Une période de fondation et de transition

Ces cinq années, de 1900 à 1905, constituent une période de fondation extraordinairement riche. Freud y accomplit une triple réalisation : il publie les textes fondamentaux qui définissent le cadre conceptuel de la psychanalyse (L'Interprétation du rêve, Psychopathologie de la vie quotidienne, Trois essais, Le Mot d'esprit, le cas Dora) ; il opère la transition technique décisive de l'hypnose à l'association libre ; et il commence à constituer autour de lui le premier cercle de collaborateurs qui transformera la psychanalyse d'une découverte individuelle en un mouvement intellectuel. Cette période illustre également la complexité du rôle que Freud assume dans le développement de la psychanalyse. Il est à la fois l'explorateur solitaire qui, par son auto-analyse et sa réflexion théorique, découvre les mécanismes de l'inconscient, et le fondateur d'un mouvement qui reconnaît la nécessité de la collaboration. Il est le « conquistador » de l'âme humaine, comme il se décrit lui-même dans une lettre à Wilhelm Fliess, mais aussi le « prophète » autour duquel se rassemblent les premiers disciples. Le passage de l'hypnose à l'association libre symbolise cette évolution. Alors que l'hypnose maintenait le patient dans un état de dépendance vis-à-vis du thérapeute, l'association libre ouvre la voie à une exploration plus autonome de l'inconscient. De même, la création de la Société du Mercredi marque le passage d'une pratique solitaire à une entreprise collective, même si Freud conserve une autorité centrale dans ce groupe initial.

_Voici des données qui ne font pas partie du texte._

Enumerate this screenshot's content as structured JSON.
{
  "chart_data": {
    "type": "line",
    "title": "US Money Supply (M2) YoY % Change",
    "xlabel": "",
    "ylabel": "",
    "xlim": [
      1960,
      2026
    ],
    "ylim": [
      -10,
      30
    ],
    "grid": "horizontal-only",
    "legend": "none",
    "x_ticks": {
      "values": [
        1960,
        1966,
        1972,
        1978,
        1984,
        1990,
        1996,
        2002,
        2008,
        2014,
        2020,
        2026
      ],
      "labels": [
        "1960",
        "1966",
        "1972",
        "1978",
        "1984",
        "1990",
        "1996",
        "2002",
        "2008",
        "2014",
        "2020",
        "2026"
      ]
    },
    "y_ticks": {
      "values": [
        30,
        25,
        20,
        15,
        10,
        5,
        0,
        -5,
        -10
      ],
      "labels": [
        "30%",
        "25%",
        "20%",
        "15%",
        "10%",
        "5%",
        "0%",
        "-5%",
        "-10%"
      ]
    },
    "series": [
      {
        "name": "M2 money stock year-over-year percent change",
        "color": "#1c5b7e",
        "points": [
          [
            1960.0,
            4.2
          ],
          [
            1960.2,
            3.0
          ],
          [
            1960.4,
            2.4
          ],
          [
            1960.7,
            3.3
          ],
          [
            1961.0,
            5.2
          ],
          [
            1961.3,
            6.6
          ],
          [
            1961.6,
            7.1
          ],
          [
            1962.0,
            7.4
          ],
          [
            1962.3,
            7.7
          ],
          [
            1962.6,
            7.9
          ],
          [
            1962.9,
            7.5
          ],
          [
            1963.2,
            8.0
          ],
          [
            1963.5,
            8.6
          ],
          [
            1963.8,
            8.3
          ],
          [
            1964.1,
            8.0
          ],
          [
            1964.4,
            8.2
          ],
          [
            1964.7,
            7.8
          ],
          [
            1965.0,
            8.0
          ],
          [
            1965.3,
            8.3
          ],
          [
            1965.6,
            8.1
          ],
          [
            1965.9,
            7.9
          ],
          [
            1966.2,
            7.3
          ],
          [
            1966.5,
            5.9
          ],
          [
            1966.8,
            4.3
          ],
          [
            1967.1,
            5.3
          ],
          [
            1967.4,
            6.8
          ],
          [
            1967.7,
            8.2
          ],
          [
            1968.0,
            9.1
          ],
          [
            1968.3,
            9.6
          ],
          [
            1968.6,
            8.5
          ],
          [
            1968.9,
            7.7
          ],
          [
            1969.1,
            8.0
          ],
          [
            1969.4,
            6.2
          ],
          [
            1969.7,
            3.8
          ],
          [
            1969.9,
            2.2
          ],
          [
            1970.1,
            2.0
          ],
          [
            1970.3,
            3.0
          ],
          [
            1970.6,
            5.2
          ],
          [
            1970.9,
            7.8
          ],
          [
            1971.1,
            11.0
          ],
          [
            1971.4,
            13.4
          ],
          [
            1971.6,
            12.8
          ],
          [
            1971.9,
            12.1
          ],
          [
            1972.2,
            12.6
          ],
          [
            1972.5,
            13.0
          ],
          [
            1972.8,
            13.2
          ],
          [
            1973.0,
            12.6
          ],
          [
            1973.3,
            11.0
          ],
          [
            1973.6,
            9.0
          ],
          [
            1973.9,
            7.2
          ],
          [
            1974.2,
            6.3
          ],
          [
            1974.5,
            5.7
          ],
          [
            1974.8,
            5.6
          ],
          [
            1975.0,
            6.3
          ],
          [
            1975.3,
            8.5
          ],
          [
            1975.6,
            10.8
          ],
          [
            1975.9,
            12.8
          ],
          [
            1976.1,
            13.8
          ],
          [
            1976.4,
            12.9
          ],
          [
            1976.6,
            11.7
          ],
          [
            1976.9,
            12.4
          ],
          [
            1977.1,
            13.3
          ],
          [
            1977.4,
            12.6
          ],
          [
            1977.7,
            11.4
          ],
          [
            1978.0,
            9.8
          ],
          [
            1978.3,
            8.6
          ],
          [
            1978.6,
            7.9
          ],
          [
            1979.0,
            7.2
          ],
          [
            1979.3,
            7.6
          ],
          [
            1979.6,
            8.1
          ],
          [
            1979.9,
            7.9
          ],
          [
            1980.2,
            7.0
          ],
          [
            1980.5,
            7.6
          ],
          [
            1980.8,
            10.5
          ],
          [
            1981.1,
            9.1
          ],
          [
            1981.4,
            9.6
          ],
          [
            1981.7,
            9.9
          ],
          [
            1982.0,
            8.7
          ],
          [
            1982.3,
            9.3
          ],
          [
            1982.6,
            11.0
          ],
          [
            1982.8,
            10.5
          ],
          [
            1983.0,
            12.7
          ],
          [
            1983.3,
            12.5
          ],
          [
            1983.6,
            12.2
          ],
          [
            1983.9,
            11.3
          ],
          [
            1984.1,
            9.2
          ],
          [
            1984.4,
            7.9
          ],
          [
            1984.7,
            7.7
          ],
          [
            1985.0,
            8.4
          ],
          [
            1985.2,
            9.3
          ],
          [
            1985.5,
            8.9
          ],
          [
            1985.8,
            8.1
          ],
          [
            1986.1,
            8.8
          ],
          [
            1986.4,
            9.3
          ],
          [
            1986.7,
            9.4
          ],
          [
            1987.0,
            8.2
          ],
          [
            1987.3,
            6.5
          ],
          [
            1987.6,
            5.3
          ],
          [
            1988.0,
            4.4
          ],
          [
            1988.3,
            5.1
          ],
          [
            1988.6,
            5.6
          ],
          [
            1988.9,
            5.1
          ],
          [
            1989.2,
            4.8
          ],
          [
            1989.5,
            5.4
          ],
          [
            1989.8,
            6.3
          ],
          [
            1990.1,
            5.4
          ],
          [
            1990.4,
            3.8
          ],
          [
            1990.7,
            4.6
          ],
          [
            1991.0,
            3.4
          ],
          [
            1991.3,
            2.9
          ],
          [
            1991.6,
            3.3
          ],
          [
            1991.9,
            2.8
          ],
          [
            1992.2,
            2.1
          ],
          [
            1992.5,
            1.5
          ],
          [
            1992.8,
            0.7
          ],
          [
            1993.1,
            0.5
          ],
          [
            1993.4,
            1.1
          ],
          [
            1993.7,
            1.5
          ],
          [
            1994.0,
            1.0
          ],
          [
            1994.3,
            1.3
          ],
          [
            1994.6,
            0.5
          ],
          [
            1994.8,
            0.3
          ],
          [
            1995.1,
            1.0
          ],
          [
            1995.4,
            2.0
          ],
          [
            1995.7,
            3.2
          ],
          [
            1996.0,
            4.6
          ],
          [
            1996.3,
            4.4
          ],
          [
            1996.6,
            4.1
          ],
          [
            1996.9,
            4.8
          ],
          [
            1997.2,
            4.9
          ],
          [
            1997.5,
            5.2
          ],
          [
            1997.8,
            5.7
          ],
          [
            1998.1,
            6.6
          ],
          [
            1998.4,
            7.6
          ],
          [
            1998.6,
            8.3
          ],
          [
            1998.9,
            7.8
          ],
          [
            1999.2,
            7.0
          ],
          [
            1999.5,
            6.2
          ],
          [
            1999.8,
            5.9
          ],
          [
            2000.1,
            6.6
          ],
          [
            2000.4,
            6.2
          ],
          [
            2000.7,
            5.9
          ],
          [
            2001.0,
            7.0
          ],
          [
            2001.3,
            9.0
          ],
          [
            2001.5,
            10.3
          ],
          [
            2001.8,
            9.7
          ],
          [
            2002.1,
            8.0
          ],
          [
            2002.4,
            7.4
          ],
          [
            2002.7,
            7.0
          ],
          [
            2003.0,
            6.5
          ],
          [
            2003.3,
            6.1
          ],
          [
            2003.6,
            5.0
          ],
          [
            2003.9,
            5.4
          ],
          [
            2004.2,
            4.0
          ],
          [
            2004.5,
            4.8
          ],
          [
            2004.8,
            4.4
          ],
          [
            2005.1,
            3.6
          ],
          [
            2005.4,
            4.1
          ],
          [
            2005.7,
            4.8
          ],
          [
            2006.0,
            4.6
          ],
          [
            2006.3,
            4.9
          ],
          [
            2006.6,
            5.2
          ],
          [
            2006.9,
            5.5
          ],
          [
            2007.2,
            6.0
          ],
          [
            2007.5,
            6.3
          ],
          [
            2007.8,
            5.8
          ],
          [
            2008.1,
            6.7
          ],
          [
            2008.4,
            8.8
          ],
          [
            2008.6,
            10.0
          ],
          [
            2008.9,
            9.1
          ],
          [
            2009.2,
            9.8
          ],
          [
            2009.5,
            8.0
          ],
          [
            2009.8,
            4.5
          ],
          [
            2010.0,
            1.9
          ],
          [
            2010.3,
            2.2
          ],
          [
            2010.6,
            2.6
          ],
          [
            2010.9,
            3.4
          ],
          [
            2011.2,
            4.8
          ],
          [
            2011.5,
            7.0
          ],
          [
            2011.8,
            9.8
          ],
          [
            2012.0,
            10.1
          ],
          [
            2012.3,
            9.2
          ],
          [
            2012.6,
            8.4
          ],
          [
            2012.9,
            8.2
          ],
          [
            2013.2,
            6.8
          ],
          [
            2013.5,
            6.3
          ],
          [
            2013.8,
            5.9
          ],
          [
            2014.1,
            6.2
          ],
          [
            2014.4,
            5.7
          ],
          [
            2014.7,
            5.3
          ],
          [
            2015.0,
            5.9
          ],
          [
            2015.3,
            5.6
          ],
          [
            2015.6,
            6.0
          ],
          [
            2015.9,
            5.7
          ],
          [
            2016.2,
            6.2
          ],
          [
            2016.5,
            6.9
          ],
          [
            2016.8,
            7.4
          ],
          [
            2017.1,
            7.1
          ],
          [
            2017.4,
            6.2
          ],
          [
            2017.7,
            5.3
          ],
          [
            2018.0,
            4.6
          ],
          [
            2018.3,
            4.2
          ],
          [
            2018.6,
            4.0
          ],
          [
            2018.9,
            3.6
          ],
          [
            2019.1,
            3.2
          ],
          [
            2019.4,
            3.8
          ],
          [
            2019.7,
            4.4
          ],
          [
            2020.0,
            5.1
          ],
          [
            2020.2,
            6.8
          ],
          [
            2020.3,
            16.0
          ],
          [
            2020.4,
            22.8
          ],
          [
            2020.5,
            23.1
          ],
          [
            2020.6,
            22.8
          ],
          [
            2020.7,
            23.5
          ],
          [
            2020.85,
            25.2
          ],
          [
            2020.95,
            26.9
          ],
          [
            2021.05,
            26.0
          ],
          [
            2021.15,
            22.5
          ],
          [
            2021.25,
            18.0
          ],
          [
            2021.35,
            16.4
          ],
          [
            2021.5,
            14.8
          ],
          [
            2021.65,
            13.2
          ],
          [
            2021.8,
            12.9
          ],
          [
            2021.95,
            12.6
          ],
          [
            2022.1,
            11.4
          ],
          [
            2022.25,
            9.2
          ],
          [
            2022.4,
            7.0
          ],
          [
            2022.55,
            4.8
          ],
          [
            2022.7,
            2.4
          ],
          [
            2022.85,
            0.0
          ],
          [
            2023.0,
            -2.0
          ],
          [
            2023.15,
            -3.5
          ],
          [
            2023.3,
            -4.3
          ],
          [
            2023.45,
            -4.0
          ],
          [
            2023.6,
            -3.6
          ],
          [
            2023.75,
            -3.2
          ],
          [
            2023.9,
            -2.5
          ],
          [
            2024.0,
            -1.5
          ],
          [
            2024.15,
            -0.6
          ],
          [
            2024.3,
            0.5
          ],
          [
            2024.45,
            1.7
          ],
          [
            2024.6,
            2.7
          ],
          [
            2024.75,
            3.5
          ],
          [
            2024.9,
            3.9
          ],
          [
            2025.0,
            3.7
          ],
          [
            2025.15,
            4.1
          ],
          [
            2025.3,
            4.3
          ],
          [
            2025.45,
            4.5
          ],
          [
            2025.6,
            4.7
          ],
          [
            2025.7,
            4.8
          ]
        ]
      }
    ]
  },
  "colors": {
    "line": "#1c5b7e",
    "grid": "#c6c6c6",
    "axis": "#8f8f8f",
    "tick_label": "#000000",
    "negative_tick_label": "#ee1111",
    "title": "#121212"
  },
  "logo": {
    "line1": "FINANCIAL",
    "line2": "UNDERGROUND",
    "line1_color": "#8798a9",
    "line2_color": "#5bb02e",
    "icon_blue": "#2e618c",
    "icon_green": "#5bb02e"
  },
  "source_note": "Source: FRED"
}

Vers l'institutionnalisation

En 1908, Freud dissout la Société psychologique du Mercredi pour fonder la Société psychanalytique de Vienne (Wiener psychoanalytische Vereinigung), dont Alfred Adler devient le premier président. Cette transformation marque une institutionnalisation croissante du mouvement psychanalytique. La même année a lieu le premier Congrès international de psychanalyse à Salzbourg, réunissant des psychanalystes de différents pays européens. En 1910, lors du congrès de Nuremberg, sera créée l'Association psychanalytique internationale. Les bases posées entre 1900 et 1905 — les concepts théoriques fondamentaux, la technique de l'association libre, le premier cercle de collaborateurs — constituent les piliers sur lesquels se construira le mouvement psychanalytique international. Ces années représentent le moment où la psychanalyse passe de l'intuition géniale d'un neurologue viennois à une discipline structurée, dotée d'un corpus théorique cohérent, d'une méthode thérapeutique spécifique et d'une communauté de praticiens engagés dans son développement et sa diffusion. Cette période fondatrice révèle que la psychanalyse est née de la rencontre entre le génie créateur d'un homme et le besoin de collaboration pour développer et transmettre une découverte révolutionnaire. Freud a joué un rôle absolument central dans le développement de la psychanalyse — ses œuvres de cette période en témoignent éloquemment —, mais il a également reconnu, parfois avec ambivalence, que cette entreprise devait devenir collective pour perdurer et s'enrichir. Les tensions qui émergeront plus tard avec Adler, Stekel et d'autres collaborateurs témoignent de cette difficulté à concilier l'autorité du fondateur et l'autonomie nécessaire au développement d'une discipline scientifique vivante.